Calano i consumi pro capite di alcool, in virtù di un allargamento della platea dei bevitori e di una parallela diminuzione di quantità di alcool assunto, ma persistono delle nicchie di abuso che riguardano i giovani ma anche gli adulti. E’ questo il quadro emerso dall’indagine Doxa "Gli italiani e l’alcool", giunta alla quinta edizione, promossa dall’Osservatorio Permanente sui Giovani e l’Alcool.

Negli ultimi 30 anni il consumo procapite di alcoolici si è dimezzato (passando in media dai 12,7 litri di alcool puro del 1977 ai 6,9 litri del 2005, equivalenti a 3 bicchieri di vino a testa), rispetto al passato il numero dei consumatori è aumentato: ad oggi infatti beve l’81% degli italiani sopra i 12 anni, contro il 74% del 1993, il 77% del 1997 e l’80% del 2000. Una nota positiva è che la tendenza registrata sta portando il consumo di alcool verso i parametri raccomandati dall’Organizzazione Mondiale della Sanità per il 2015, una quantità pari a 6 litri.

Dall’indagine emerge anche che negli ultimi anni è sceso il numero dei forti bevitori, ossia coloro che bevono più di mezzo litro di alcoolici al giorno. I consumatori regolari sono il 67% (34 milioni), il 13% beve occasionalmente, mentre è astemio il 20%, circa 10 milioni di italiani. Tra gli uomini è un bevitore almeno occasionale il 93% e tra le donne la quota è del 70,7%, anche se in media cresce il consumo femminile regolare. La ricerca rivela inoltre che gli italiani oggi preferiscono bere meno e con più attenzione alla qualità, secondo quello che viene definito il ‘modello mediterraneo del bere’, dove il vino favorisce la convivialità ed è centrale nei pasti e in famiglia. Secondo gli esperti si tratta di un approccio che aiuta il consumo consapevole degli alcoolici, limitando quello finalizzato alla sbornia.

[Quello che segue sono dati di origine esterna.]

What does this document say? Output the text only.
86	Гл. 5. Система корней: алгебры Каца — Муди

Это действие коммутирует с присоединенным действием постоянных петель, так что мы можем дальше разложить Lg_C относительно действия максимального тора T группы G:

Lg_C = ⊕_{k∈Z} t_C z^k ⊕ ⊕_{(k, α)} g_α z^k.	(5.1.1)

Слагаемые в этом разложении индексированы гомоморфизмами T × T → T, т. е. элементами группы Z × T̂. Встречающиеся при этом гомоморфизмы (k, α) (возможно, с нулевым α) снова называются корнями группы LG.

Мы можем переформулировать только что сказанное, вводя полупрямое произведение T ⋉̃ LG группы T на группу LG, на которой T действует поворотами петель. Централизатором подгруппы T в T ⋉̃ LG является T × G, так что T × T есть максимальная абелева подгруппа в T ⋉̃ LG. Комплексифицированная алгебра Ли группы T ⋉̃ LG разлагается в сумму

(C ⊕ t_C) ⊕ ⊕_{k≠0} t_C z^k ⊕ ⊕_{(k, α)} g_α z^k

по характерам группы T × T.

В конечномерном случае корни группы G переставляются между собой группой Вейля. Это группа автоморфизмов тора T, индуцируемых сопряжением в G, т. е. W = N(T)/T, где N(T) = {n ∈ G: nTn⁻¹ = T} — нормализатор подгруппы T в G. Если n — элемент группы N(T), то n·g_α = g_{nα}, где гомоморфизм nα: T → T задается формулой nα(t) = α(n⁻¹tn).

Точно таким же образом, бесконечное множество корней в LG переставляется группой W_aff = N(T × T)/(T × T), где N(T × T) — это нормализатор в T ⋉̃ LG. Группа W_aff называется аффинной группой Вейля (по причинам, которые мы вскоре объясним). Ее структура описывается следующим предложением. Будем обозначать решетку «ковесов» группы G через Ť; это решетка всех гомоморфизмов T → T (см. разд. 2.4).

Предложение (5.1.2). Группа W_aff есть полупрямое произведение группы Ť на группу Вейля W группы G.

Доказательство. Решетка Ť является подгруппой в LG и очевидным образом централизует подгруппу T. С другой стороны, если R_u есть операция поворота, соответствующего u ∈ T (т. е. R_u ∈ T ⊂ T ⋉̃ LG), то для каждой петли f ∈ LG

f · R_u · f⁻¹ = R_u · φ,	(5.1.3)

Ma perché in trent’anni i consumi di bevande alcoliche si sono dimezzati spontaneamente? A questa domanda hanno cercato di dare una riposta due indagini dell’Osservatorio. Il fenomeno viene descritto come un vero e proprio "miracolo italiano": in Italia il decremento non è stato conseguenza di ingenti investimenti proibizionisti. Basti pensare che fino al 1988 non vi è stata alcuna politica di prevenzione; successivamente, a partire dal 1990, abbiamo assistito all’emanazione di decreti e leggi scarsamente applicati. I ricercatori dell’Osservatorio che hanno condotto le due indagini concordano nel ritenere il calo dei consumi una conseguenza del cambiamento sulle condizioni socio economiche, culturali, dell’organizzazione del lavoro che hanno caratterizzato gli ultimi trenta anni. A titolo esemplificativo si possono citare:

  • i processi di industrializzazione e terziarizzazione della struttura occupazionale del nostro Paese hanno determinato mutamenti rilevanti nell’organizzazione del lavoro modificando i contesti, i tempi, e i ritmi di produzione;
  • poiché le bevande sono beni di consumo con cui i consumatori possono soddisfare diversi bisogni, una parte della spiegazione dell’andamento dei consumi alcolici può essere offerta dalla modernizzazione consumistica dell’Italia;
  • mutamenti nella struttura familiare e nelle relazioni di coppia.